Certified financial planner

The portfolio

Mostly three exchange-traded funds: iShares S&P/TSX Capped Composite Index Fund, Vanguard Total International Stock Fund and Vanguard Total Stock Market Fund.

The investor

Alexandra Macqueen is a financial adviser and a director at BlueRush Digital Media, a company that develops online tools and media services for financial and other companies. She is also a co-author (with York University professor Moshe Milevsky) of Pensionize Your Nest Egg: How to Use Product Allocation to Create a Guaranteed Income for Life (John Wiley & Sons, 2010).

Her investment approach

Ms. Macqueen is a passive investor, with most of her funds committed to a "classic couch potato" portfolio. "I learned fairly early on in my investing career that I am not particularly interested in picking individual stocks or attempting to time the market," she discloses.

With her entire financial portfolio in stocks, she acknowledges that she is taking on more risk "than any investment adviser would likely advocate." That's because she believes in diversifying on the basis of her "personal balance sheet," which means including human capital (training, job skills, etc.) as a key asset.
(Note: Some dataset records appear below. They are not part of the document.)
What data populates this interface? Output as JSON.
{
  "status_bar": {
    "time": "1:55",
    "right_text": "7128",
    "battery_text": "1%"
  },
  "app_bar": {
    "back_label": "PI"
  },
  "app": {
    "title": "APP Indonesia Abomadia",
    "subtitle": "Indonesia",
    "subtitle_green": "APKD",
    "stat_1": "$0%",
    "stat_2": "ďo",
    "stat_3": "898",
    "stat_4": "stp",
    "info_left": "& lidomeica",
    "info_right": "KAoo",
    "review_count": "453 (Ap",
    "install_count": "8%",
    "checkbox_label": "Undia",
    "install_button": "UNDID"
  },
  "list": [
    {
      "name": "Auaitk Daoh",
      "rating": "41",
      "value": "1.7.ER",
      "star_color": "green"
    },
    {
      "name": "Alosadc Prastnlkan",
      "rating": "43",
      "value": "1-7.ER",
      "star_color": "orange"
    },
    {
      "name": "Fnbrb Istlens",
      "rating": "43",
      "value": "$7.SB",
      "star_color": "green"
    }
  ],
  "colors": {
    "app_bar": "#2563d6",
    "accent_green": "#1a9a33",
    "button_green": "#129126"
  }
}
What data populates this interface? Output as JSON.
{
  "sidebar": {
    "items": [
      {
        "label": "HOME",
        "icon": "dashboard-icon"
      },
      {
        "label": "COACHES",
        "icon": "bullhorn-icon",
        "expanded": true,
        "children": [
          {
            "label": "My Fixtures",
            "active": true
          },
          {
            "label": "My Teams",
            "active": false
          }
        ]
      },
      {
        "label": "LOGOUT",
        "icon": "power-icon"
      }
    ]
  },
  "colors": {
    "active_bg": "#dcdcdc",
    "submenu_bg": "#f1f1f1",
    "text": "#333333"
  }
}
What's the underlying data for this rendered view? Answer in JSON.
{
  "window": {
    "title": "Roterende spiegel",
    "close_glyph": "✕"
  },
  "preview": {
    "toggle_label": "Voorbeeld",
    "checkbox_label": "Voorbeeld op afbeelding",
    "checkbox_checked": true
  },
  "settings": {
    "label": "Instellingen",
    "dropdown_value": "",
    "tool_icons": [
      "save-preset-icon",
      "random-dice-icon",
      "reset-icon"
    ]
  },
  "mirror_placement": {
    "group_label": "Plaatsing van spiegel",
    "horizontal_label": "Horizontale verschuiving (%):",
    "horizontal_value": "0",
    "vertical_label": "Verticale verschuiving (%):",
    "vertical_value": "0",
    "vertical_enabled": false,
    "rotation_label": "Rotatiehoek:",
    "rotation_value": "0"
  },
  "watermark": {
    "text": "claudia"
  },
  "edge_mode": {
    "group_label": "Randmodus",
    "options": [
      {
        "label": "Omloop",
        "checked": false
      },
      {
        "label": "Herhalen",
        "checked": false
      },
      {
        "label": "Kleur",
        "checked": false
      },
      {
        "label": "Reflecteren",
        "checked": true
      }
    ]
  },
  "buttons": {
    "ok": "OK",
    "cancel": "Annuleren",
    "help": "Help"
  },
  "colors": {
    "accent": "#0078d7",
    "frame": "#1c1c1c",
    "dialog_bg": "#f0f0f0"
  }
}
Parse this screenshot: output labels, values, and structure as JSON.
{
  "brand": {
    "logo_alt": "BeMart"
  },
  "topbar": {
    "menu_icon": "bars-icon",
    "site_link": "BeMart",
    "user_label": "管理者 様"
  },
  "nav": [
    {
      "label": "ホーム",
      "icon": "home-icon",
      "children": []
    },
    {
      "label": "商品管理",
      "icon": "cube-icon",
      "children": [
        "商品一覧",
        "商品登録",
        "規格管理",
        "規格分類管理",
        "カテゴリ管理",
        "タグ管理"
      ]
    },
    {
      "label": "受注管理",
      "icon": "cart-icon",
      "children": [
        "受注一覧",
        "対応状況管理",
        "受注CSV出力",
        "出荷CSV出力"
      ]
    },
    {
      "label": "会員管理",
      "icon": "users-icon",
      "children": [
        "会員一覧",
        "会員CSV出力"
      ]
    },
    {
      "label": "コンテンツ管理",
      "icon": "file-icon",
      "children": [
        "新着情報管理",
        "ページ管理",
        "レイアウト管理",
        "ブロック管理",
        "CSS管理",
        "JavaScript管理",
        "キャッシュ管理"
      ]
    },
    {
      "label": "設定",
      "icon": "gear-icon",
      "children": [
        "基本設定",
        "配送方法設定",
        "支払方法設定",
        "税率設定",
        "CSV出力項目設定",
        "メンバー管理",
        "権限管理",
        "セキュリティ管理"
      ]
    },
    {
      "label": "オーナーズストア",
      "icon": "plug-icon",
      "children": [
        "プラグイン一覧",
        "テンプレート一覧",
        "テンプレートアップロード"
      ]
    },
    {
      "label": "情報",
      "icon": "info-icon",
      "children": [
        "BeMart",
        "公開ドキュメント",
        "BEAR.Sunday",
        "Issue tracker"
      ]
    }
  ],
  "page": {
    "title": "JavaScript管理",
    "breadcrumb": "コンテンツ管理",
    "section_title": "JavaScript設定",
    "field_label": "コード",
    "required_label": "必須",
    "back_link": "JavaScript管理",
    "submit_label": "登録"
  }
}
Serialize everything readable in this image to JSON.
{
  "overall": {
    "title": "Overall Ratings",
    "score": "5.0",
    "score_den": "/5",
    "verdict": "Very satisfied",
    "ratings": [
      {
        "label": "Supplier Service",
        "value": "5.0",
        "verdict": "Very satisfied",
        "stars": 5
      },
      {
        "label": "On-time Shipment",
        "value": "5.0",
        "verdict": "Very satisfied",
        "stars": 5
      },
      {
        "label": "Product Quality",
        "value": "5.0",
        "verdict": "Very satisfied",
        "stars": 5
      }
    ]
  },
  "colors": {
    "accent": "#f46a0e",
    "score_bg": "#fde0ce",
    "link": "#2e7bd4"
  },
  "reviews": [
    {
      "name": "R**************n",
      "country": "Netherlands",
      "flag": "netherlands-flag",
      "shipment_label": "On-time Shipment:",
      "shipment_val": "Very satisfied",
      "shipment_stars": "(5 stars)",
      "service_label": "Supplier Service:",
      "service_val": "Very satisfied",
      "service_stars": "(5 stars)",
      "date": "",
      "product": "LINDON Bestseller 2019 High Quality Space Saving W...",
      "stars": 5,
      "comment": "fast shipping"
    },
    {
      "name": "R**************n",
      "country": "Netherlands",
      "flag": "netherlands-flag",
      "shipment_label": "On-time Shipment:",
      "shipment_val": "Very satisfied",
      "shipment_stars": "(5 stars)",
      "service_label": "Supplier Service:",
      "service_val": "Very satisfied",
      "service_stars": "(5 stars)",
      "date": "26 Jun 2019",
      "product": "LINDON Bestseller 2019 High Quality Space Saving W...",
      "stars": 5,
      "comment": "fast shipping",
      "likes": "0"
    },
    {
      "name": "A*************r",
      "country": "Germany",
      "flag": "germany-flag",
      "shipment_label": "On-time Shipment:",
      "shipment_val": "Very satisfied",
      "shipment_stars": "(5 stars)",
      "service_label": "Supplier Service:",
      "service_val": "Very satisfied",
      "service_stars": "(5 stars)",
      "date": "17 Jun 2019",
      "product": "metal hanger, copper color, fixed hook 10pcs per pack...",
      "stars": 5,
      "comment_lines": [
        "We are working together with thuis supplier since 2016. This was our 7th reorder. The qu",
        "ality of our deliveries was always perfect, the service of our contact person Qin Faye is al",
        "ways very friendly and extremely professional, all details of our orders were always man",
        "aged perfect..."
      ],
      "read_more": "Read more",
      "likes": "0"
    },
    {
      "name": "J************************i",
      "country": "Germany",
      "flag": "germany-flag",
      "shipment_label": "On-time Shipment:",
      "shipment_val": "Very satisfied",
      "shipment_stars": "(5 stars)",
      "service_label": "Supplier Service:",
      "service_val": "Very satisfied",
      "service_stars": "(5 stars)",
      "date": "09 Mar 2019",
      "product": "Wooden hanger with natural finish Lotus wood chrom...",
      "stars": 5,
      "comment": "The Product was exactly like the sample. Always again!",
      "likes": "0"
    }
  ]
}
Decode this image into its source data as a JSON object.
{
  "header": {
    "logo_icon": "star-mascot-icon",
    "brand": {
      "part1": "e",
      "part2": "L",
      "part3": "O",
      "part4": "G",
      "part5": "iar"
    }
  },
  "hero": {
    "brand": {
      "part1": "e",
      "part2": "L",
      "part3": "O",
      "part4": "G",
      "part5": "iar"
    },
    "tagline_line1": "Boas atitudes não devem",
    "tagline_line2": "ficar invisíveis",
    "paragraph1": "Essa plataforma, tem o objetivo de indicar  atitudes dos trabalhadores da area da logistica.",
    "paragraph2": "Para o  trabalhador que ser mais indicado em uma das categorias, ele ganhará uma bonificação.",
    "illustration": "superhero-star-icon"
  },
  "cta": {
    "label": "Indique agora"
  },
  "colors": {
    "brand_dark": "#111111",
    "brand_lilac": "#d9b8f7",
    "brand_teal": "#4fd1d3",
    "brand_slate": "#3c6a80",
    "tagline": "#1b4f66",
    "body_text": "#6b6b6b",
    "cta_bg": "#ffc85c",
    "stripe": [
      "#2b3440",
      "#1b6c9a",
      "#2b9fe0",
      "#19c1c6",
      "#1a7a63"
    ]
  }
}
Thus, if you regard your human capital as bond-like (provides a secure source of income), you should go heavy on stocks in your financial portfolio - as Prof. Milevsky advocates. Ms. Macqueen agrees: "I relate to my human capital as more bond-like than stock-like, so I am loaded up on risk in the financial capital part of my overall balance sheet."

Best move

"It was cashing in a whole pile of unregistered tech stocks in March, 2000, to buy a house in downtown Toronto. My timing, in hindsight, was impeccable."

Worst move

Before she really knew anything about the financial services industry, she bought a bunch of retail mutual funds with high expense ratios and deferred sales commissions.

Advice

Ms. Macqueen recommends focusing on what you can control. Two are costs and saving rates. She also recommends being wary of generic advice or conventional wisdom.

In her own case, she focused on saving at a high rate while young. "I have a lot of financial freedom now - relative to my peers - because I saved a lot of money very early in my career, before I owned a house or had a family," she says. What also helped was a decision to delay becoming a mom.